We were all shocked when the startlingly dysfunctional Veterans Affairs Department awarded $142 million in bonuses last year. How can an agency that has done such a terrible job do that?

An excellent oped in today's Wall Street Journal observes:

Taxpayers stumbling across this news might have been surprised by these rewards for bureaucratic incompetence, and perhaps they also got the sense that working for the federal government is a sweet gig. They’re right.

The article quotes a Cato Institute report on federal worker pay and benefits that found that in 2014 the average federal worker earned $84,153 (about fifty percent more than the average private sector employee) but that with benefits this came to $119,934 a year, which is almost eighty percent above the average in the private sector. And, as the VA story shows, competence isn't a must.

Cato's Chris Edwards, who did the Cato report, is quoted saying, “The federal government has become an elite island of secure and high-paid employment, separated from the ocean of average Americans competing in the economy.”

In the private sector, raises are generally determined by the performance of the employee and the financial health of the company. But in the federal sector, raises can simply be decreed, and it looks like there has been a lot of this decreeing:

Pay for federal employees has grown significantly faster than for private employees. The percentage difference between the two has doubled in the past 25 years. Federal work is more lucrative than the average jobs in finance, information and professional fields.

Moreover, the number of federal employees salaried at more than $100,000 has grown by nearly 10% in the past five years, to more than 300,000. The 1,000 best-paid federal workers make a minimum of $216,000, with most of the highest echelon working at Veterans Affairs. Employees of little-known agencies such as the National Credit Union Administration and the Farm Credit Administration also top the list.

The total cost to taxpayers of federal wages and benefits clocks in at $260 billion.

The taxpayers who foot the bill for these federal salaries and benefits are themselves not doing quite as well:

Now compare the plush life of the bureaucrat with that of the average American. The median household income in September hovered a little above $56,000. That is only 1% higher than in 2009 when the recession officially ended, and 0.5% lower than before the recession began. Meanwhile, consumer prices increased 10.6% over the past six years.
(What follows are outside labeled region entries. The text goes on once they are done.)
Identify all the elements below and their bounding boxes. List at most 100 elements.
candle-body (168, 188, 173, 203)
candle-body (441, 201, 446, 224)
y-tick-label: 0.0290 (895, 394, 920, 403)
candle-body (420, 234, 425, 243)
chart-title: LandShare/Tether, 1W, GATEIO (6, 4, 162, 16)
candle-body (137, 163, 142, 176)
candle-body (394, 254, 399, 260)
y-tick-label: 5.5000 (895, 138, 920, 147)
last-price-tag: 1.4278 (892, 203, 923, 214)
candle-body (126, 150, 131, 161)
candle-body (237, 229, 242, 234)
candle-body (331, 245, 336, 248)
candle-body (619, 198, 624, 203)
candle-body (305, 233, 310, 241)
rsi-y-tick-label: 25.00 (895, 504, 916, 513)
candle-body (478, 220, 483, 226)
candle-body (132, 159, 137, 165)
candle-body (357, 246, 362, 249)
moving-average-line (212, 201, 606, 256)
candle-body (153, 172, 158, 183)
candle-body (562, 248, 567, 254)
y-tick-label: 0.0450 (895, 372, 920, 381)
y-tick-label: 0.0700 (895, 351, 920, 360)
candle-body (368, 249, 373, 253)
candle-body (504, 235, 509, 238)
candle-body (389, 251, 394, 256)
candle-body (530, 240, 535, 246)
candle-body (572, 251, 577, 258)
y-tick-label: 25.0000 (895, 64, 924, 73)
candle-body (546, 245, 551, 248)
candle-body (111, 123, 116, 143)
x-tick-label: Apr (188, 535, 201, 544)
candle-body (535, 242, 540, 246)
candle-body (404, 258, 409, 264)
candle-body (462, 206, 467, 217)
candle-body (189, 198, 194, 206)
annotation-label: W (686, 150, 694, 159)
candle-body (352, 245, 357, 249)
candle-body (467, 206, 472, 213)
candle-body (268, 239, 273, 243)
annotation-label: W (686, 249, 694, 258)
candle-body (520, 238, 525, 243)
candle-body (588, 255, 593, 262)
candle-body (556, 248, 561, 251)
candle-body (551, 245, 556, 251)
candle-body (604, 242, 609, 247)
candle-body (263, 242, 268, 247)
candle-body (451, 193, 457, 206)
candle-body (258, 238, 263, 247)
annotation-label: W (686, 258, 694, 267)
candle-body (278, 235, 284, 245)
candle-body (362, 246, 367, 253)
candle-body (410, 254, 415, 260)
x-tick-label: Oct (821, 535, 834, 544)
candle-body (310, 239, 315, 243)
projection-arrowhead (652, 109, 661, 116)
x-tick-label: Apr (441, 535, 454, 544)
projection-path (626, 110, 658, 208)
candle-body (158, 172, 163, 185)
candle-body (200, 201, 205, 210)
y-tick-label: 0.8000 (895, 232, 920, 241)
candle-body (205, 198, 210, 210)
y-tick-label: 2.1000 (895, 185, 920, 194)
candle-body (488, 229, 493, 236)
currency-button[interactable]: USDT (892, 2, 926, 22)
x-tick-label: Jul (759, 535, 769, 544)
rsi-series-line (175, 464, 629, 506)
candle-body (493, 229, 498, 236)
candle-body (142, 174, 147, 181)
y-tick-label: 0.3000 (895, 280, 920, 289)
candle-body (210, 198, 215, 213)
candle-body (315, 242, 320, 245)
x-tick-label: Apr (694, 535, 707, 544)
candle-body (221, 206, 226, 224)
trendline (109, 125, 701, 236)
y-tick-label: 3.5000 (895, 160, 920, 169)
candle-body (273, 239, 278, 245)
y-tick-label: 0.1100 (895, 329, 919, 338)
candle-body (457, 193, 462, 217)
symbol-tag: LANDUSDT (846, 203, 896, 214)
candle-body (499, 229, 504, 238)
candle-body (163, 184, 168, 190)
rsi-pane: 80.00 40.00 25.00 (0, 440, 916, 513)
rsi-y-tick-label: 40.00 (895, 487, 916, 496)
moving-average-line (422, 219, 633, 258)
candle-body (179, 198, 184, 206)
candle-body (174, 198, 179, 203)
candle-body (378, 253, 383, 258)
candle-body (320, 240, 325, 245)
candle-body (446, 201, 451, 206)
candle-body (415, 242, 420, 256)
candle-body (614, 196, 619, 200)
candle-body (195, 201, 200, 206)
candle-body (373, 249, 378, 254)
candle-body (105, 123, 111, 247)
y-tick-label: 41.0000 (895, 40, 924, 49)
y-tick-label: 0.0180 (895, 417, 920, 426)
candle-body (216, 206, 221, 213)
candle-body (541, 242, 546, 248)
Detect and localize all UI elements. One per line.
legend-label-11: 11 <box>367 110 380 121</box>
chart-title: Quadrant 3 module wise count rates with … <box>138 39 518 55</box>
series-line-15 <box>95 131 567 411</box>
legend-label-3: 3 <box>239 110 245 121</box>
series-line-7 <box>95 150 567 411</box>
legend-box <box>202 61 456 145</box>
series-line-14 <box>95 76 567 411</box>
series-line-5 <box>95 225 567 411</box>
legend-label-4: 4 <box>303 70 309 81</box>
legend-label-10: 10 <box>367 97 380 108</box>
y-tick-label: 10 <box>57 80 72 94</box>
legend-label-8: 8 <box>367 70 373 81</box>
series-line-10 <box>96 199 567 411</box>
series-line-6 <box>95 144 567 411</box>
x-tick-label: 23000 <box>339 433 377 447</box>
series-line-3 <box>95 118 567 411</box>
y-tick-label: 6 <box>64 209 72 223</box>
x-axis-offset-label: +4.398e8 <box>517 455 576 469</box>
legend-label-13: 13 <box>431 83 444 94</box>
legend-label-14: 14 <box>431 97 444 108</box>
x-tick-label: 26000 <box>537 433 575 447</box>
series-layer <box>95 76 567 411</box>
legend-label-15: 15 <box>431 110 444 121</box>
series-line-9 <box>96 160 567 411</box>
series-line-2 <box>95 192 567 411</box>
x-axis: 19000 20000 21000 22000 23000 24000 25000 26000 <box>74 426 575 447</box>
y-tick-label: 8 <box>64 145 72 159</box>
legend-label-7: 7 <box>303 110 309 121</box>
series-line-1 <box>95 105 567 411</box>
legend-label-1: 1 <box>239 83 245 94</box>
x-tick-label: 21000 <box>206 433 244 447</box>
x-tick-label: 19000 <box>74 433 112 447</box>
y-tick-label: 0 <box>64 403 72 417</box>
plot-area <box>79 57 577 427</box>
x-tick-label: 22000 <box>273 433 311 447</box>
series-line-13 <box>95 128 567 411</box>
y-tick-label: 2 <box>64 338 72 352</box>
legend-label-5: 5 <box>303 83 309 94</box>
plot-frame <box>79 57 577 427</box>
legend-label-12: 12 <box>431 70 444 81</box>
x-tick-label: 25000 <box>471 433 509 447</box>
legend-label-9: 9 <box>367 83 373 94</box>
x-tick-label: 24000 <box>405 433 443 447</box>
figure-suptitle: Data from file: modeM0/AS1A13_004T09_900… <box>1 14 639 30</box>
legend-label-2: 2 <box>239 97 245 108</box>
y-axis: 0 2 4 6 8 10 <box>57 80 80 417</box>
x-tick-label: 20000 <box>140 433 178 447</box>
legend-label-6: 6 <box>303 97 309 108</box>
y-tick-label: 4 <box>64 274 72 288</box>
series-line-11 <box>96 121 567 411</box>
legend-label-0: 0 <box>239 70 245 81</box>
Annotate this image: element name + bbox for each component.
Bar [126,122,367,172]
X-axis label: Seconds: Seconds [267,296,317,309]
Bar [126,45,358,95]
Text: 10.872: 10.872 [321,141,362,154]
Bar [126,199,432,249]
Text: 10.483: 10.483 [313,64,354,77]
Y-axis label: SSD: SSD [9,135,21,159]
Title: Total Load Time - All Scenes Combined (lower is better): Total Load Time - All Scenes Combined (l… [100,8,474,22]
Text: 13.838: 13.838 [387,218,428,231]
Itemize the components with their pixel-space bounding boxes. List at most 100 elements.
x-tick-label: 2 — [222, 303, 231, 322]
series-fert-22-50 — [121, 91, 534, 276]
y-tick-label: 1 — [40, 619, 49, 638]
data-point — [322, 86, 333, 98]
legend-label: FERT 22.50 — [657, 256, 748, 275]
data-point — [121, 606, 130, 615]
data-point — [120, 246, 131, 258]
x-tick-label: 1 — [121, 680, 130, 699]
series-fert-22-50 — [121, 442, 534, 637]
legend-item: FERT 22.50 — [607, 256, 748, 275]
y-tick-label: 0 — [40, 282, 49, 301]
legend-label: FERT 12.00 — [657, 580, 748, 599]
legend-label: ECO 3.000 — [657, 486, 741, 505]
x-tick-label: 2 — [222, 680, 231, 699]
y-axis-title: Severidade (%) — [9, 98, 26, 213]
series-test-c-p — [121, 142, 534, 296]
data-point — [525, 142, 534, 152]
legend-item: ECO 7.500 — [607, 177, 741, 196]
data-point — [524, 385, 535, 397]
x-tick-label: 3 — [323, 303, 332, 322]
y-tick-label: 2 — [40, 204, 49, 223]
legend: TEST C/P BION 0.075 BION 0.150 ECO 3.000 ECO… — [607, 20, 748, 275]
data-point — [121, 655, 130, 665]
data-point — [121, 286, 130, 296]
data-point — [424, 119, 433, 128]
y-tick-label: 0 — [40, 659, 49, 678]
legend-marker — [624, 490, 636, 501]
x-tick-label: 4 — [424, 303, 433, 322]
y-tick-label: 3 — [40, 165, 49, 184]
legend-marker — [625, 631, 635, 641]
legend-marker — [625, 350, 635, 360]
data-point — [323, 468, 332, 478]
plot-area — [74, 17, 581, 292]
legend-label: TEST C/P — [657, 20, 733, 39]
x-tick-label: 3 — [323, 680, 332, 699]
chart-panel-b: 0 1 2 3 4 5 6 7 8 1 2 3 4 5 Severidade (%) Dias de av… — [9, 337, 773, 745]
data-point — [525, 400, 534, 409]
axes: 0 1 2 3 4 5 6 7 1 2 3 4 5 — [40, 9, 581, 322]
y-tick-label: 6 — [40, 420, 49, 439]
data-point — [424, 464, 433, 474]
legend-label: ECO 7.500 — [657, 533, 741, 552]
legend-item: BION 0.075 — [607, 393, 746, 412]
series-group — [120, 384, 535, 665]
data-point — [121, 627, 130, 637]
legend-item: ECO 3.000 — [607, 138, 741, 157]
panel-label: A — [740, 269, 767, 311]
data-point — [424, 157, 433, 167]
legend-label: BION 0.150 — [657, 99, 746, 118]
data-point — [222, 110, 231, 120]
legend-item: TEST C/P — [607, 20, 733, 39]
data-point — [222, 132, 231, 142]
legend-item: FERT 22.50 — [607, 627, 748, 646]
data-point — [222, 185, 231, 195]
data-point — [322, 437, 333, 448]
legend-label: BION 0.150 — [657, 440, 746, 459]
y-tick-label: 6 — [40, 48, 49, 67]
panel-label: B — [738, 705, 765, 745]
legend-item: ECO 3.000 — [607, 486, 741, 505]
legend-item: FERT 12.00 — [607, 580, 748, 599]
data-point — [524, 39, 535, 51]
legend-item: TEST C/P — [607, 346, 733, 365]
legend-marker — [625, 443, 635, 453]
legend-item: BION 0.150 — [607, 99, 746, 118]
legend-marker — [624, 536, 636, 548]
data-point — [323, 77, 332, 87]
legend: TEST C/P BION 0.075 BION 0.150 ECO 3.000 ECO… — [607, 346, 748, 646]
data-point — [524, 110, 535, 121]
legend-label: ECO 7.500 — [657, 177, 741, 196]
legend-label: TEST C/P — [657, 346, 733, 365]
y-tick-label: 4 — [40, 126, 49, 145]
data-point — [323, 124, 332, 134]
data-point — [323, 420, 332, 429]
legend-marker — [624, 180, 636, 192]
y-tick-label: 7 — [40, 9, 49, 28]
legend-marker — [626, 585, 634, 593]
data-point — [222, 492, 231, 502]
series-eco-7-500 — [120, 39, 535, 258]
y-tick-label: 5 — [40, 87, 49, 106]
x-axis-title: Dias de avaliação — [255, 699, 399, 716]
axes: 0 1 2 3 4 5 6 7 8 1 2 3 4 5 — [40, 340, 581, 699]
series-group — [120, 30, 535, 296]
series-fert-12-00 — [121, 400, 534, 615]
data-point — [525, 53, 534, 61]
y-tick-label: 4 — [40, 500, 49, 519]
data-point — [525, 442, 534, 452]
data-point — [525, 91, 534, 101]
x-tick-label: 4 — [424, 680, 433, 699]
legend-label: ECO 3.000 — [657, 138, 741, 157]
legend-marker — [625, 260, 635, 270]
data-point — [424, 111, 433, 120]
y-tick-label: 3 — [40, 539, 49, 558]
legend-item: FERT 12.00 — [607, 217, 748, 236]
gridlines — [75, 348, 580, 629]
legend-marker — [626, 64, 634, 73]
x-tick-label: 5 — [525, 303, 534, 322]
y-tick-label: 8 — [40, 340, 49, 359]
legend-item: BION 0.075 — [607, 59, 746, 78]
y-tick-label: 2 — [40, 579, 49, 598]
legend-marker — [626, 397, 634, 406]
Small wonder that 62% of Americans are living paycheck to paycheck, according to a January analysis by Bankrate.com.

 It should come as no surprise that, because of the federal bureaucracy, six of the nation's ten richest counties are near Washington, D.C. It is ironic that these bureaucrats, able to live the sweet life in Washington or its suburbs, toil to make life harder for their employers (us!) through regulatory burdens and rules that make it harder for the private sector to thrive.

This must-read Wall Street Journal article reminds me of two things: We are paying most of these bureaucrats more than they could earn in the private sector, and we could do with a lot fewer of them.